He reiterated the Holy See’s previous reservations over such language, as published at the 1995 World Conference on Women in Beijing and the 1994 Cairo Conference on Population and Development, that it would be interpreted to advocate for abortion access.
The language of “‘reproductive health’ and related terms” is considered by the Holy See “as applying to a holistic concept of health, which embraces the
person in the entirety of his or her personality, mind and body,” Parolin said, but it does not include abortion as part of this concept.
Monday’s meeting marked four years since the UN’s adoption of Sustainable Development Goals (SDG), a comprehensive global agenda for 15 years until 2030 that included targets such as fighting poverty and promoting universal education.
The SDGs included targets to “ensure universal access to sexual and reproductive health-care services” and to “ensure universal access to sexual and reproductive health and reproductive rights” by 2030, in accordance with the Beijing and Cairo documents.
At that time, some critics warned that the language would allow for a vast expansion of international abortion access, which would use development grants as leverage to pressure developing countries to liberalize their abortion laws.
The Holy See, the U.S., and other countries have consistently warned against such attempts to coerce countries on abortion. In the months before the 2019 UN meeting on universal health coverage, the Trump administration has been working to enlist support to defend the ability of states to protect life free from international interference.
21 Countries so far have signed letter to support unborn
That work included a letter from Secretary of State Mike Pompeo and Azar to leaders of other member states. So far 21 countries, including the U.S., have signed the letter in support, according to the HHS.
“As a key priority in global health promotion, we respectfully request that your government join the United States in ensuring that every sovereign state has the ability to determine the best way to protect the unborn and defend the family as the foundational unit of society vital to children thriving and leading healthy lives,” the letter states.
The letter warns that “multilateral global health policy documents” are using language like “‘comprehensive sexuality education’ and ‘sexual and reproductive health’ and ‘sexual and reproductive health and rights’ to diminish the role of parents in the most sensitive and personal family-oriented issues.”
“The latter has been asserted to mean promotion of abortion, including pressuring countries to abandon religious principles and cultural norms enshrined in law that protect unborn life,” the letter states.
Azar also addressed Monday’s meeting on universal health coverage, delivering a joint statement on behalf of 19 countries: the U.S., Bahrain, Belarus, Brazil, Democratic Republic of the Congo, Egypt, Guatemala, Haiti, Hungary, Iraq, Libya, Mali, Nigeria, Poland, Russia, Saudi Arabia, Sudan, United Arab Emirates, and Yemen.
The joint statement says that “the family is the foundational institution of society and thus should be supported and strengthened.”
The statement goes on to oppose “references to ambiguous terms and expressions, such as sexual and reproductive health and rights in U.N. documents, because they can undermine the critical role of the family and promote practices, like abortion, in circumstances that do not enjoy international consensus and which can be misinterpreted by U.N. agencies.”
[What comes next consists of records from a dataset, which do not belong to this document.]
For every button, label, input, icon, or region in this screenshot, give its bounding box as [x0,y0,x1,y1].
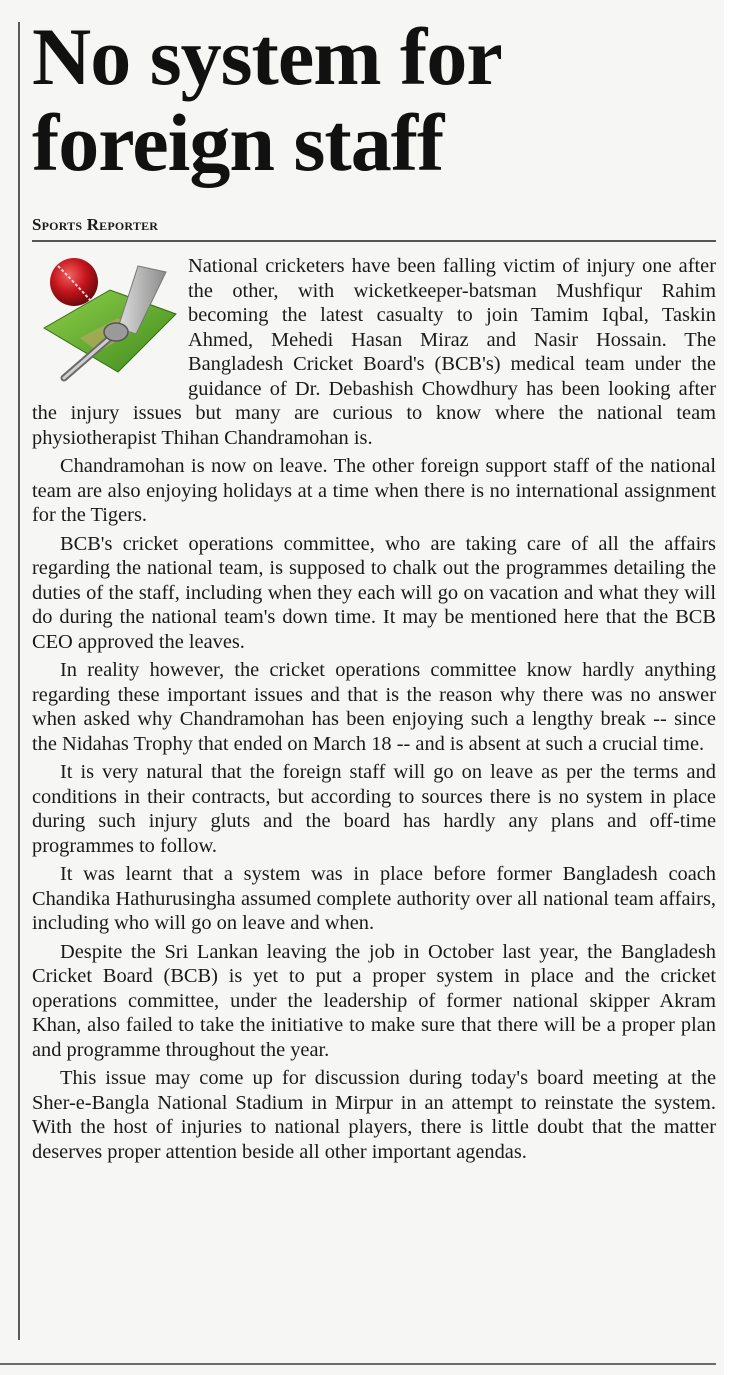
headline: No system for foreign staff [32,11,501,188]
paragraph: BCB's cricket operations committee, who are taking care of all the affairs regarding the national team, is supposed to chalk out the programmes detailing the duties of the staff, including when they each will go on vacation and what they will do during the national team's down time. It may be mentioned here that the BCB CEO approved the leaves. [32,532,716,653]
article [32,11,717,1168]
paragraph: This issue may come up for discussion during today's board meeting at the Sher-e-Bangla National Stadium in Mirpur in an attempt to reinstate the system. With the host of injuries to national players, there is little doubt that the matter deserves proper attention beside all other important agendas. [32,1067,716,1163]
paragraph: It was learnt that a system was in place before former Bangladesh coach Chandika Hathurusingha assumed complete authority over all national team affairs, including who will go on leave and when. [32,863,716,934]
paragraph: It is very natural that the foreign staff will go on leave as per the terms and conditions in their contracts, but according to sources there is no system in place during such injury gluts and the board has hardly any plans and off-time programmes to follow. [32,761,716,857]
bottom-rule [0,1363,716,1365]
paragraph: Chandramohan is now on leave. The other foreign support staff of the national team are also enjoying holidays at a time when there is no international assignment for the Tigers. [32,455,716,526]
article-body [32,254,716,1164]
paragraph: National cricketers have been falling victim of injury one after the other, with wicketkeeper-batsman Mushfiqur Rahim becoming the latest casualty to join Tamim Iqbal, Taskin Ahmed, Mehedi Hasan Miraz and Nasir Hossain. The Bangladesh Cricket Board's (BCB's) medical team under the guidance of Dr. Debashish Chowdhury has been looking after the injury issues but many are curious to know where the national team physiotherapist Thihan Chandramohan is. [32,255,716,449]
byline: Sports Reporter [32,215,716,242]
cricket-logo-icon [40,254,180,386]
column-rule [18,22,20,1340]
paragraph: In reality however, the cricket operations committee know hardly anything regarding these important issues and that is the reason why there was no answer when asked why Chandramohan has been enjoying such a lengthy break -- since the Nidahas Trophy that ended on March 18 -- and is absent at such a crucial time. [32,659,716,755]
paragraph: Despite the Sri Lankan leaving the job in October last year, the Bangladesh Cricket Board (BCB) is yet to put a proper system in place and the cricket operations committee, under the leadership of former national skipper Akram Khan, also failed to take the initiative to make sure that there will be a proper plan and programme throughout the year. [32,940,716,1061]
“There is no international right to an abortion and these terms should not be used to promote pro-abortion policies and measures.”
Parolin, in his remarks on Monday, also said that the universal right to health care is a part of the Church’s teachings on solidarity, social justice and the common good.
Furthermore, he said, it “is understood as comprising the health of the person as a whole and of all persons during all stages of development of their life.”
This right, the cardinal said, “is thus inextricably linked with the right to life and it can never be manipulated as an excuse to end or dispose of a human life in whichever point in the entire continuum of his or her existence, from conception until natural death.”